CONCERT REVIEW: Stevie Nicks tour gets off to perfect start

MANSFIELD — Rock ‘n’ roll has many special rituals, but none more extraordinary than when Stevie Nicks receives gifts from the audience at the end of her show. The affectionate moment always comes during the song “Edge of Seventeen,” and it always yields a booty that has to be seen to be believed. As Nicks walked the front of the stage last night, she was handed all manner of stuffed animals, hats, flowers, wreathes and even a book entitled Angel Voices.

“I’ll look at it all,” Nicks promised to an intensely loyal and rabid following of 10,000 fans last night at Great Woods. Many of the fans, in another ritual that surrounds her shows, treated the night like a summer Halloween party, dressing in diaphanously witchy, lacy black outfits just like Nicks.

We’re happy to report that Nicks justified the audience kudos last night. It was the opening date of her first tour in three years, but she sounded as strong as she has in a decade. She’s unfortunately famed for blowing her voice out during some tours (dating back to her days in Fleetwood Mac), but her voice was a model of resilience and power last night, as she really belted though such revved-up tunes as “Rhiannon,” “Stand Back” and a scorching version of Tom Petty’s late-’70s garage-rock gem, “I Need to Know.”

Nicks also won points for her gracious honesty. “I’m very nervous. We haven’t played a show in a long time,” she said. “But I’m very glad to be in Boston. Boston has been a special place for me.”

She made it special by really pouring her heart out last night.
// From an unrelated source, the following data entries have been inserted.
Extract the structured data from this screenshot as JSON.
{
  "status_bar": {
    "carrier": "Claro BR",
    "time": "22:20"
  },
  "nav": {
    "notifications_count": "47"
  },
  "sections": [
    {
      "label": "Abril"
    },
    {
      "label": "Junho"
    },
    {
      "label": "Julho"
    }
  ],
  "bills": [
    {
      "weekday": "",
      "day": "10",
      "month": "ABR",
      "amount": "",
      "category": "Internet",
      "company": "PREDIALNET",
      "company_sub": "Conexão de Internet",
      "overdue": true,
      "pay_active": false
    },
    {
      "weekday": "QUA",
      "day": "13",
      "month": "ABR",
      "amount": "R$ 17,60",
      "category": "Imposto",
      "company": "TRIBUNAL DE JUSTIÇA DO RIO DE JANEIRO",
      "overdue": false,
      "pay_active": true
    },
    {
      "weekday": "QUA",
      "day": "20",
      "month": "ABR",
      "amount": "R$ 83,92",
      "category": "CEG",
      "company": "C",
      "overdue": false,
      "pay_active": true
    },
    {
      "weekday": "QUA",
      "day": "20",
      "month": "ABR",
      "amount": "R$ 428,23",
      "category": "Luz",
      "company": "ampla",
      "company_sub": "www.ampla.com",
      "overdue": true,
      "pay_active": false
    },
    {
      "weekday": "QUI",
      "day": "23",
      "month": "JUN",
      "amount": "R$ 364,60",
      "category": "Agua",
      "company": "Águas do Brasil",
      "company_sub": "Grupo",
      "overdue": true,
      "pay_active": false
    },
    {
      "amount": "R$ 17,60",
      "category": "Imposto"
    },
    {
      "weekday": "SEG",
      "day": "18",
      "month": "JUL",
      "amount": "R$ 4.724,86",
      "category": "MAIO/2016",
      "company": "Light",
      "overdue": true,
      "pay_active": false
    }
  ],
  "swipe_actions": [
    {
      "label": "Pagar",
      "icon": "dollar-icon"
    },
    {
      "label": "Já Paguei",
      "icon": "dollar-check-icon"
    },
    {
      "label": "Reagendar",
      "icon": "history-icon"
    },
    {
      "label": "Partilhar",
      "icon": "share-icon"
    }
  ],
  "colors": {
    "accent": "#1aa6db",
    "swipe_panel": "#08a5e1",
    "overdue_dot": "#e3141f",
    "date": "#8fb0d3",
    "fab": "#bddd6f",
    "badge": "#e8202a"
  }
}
She played fashion icon with nine costume changes (most were accessorized additions of rock-princess scarves, robes and crystal-bedecked shirts), but what stood out was the emotional commitment to her music, from the opening “Dreams” (a Fleetwood Mac hit) to soft piano ballads and several midtempo songs from her new disc, Street Angel.

As solid as the show was, though, she could have chosen better tunes from the new album. The hazy “Docklands” and vacantly poppy “Blue Denim” were performed, but this listener, at least, would have preferred more deep-meaning new tracks “Greta,” “Jane” (a tribute to nature scientist Jane Goodall) and Nicks’ exalted cover of Bob Dylan’s “Just Like a Woman.”

But there was no quibbling with Nicks’ emphatic vocal energy last night, nor with her chomping-at-the-bit band, featuring cut-loose guitarist Rick Vito (a Fleetwood Mac alumnus), dual keyboardists Marty Grebb and Dan Garfield, drummer nonpareil Russ Kunkel (formerly with James Taylor) and a trio of lively backup singers that included Sara Fleetwood, the former wife of Mac drummer Mick Fleetwood.

The show belonged to Nicks, however, whose regal tastes extended to stage design as well. The stage looked like a Victorian mantle, with floral-colored furniture chests out frong and a large, gold-framed picture of a Sulamith Wulfing painting (a bizarre scene of a dragon fighting a mermaid at sea) in the back. Not your average rock set, but Nicks, as she proved dramatically last night, is hardly your average rock singer.

Opening act Darden Smith played subtly tuneful solo acoustic and solo keyboard songs, but they should have put up a curtain so he could have created his own mood and not be confused with the Victorian setting in the back.